Illumina said today it agreed to settle all patent infringement claims between its Verinata Health business and Sequenom, under an agreement that will cost Illumina more than $50 million but grant it global rights to the technology behind the disputed intellectual property.

The companies agreed to pool all their owned and in-licensed IP covering noninvasive prenatal testing (NIPT). The pool will include patents that remain the subject of ongoing interference proceedings, according to Illumina and Sequenom.

The agreement gives Illumina exclusive worldwide rights to use the pooled IP to develop and sell in vitro diagnostic kits for NIPT, as well as to license third-party laboratories looking to develop and sell their own lab-developed NIPT tests under the pooled patents.

Illumina agreed to pay Sequenom $50 million upfront, plus undisclosed “ongoing commitments for payments” through 2020 via the patent pool structure.

However, the companies amended an existing supply agreement by extending for an additional five years the period in which Illumina will supply Sequenom with reagents and instruments.

“The patent pool established through this agreement eliminates confusion over intellectual property rights and provides a single point of contact for those wishing to license this intellectual property for NIPT testing,” Illumina CEO Jay Flatley said in a statement.
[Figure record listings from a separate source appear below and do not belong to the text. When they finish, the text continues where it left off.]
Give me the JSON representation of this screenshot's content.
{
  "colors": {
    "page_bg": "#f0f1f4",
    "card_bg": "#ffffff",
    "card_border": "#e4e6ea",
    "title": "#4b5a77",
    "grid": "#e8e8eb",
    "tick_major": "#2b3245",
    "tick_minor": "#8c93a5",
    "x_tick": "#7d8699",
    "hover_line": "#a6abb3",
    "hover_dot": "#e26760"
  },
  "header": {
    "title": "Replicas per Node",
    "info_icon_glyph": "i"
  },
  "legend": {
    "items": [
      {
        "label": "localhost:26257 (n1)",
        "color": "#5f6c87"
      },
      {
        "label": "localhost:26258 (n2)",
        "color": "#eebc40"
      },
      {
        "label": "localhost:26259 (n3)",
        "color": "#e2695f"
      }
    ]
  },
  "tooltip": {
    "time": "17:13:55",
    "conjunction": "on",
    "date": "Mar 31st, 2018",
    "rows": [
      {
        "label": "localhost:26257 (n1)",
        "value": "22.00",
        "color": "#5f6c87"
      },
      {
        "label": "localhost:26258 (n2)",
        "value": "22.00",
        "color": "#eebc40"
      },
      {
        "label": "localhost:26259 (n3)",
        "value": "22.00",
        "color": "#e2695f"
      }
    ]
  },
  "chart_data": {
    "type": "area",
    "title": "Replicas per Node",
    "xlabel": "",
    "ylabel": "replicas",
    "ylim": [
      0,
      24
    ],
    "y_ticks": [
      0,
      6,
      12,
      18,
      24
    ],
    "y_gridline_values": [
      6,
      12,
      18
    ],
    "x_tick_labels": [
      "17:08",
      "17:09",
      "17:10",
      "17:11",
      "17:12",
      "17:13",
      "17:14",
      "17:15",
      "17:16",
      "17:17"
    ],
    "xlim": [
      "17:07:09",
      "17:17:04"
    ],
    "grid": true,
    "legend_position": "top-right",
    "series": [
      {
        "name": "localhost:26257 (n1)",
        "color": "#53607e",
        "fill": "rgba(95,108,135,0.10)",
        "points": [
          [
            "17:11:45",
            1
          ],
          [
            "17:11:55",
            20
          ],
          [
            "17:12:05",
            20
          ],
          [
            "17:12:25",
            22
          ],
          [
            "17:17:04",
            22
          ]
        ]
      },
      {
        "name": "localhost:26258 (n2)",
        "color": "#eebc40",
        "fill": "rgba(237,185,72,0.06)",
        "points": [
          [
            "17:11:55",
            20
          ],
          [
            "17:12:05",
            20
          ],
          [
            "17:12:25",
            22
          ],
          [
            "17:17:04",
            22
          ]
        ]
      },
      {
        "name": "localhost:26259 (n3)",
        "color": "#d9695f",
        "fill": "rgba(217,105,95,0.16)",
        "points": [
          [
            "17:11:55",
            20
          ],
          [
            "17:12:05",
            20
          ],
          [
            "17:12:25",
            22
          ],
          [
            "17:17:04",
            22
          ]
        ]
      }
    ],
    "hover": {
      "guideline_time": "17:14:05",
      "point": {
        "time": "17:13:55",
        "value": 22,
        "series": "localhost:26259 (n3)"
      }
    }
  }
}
Added Sequenom CEO Bill Welch: “We believe that pooling our intellectual property will enable us to continue to expand our NIPT laboratory test offerings while allowing Sequenom to participate more broadly in the growing global NIPT marketplace.”

Illumina acquired Verinata Health last year for $350 million upfront, plus up to $100 million in payments through 2015 tied to undisclosed milestones.

The settlement comes eight months after Sequenom disclosed in a regulatory filing that it received favorable decisions from the U.S. Patent and Trademark Office, Patent Trial and Appeal Board tied to four patent interference proceedings involving the use of DNA sequencing for noninvasive prenatal testing for Down syndrome and other chromosomal abnormalities.

The board conducts interference proceedings when opposing parties have applied for a patent to the same invention, in order to determine which party was first to invent the subject matter covered by the patents in question.

At issue were patent applications that were exclusively licensed to Sequenom by the Chinese University of Hong Kong, with Dennis Lo, Ph.D., the first named inventor; as well as patents and a patent application licensed by Stanford University to Verinata Health, on which Stanford professor of bioengineering and applied physics Stephen Quake Ph.D. was named inventor.

The Quake patents had been asserted by Verinata against the Company in a patent infringement lawsuit filed in the U.S. District Court for the Northern District of California, case no. C-12-00865 SI, Sequenom stated April 7 in an 8-K filing with the U.S. Securities and Exchange Commission.

Sequenom sued Verinata in 2012, alleging infringement of the Stanford/Quake patents.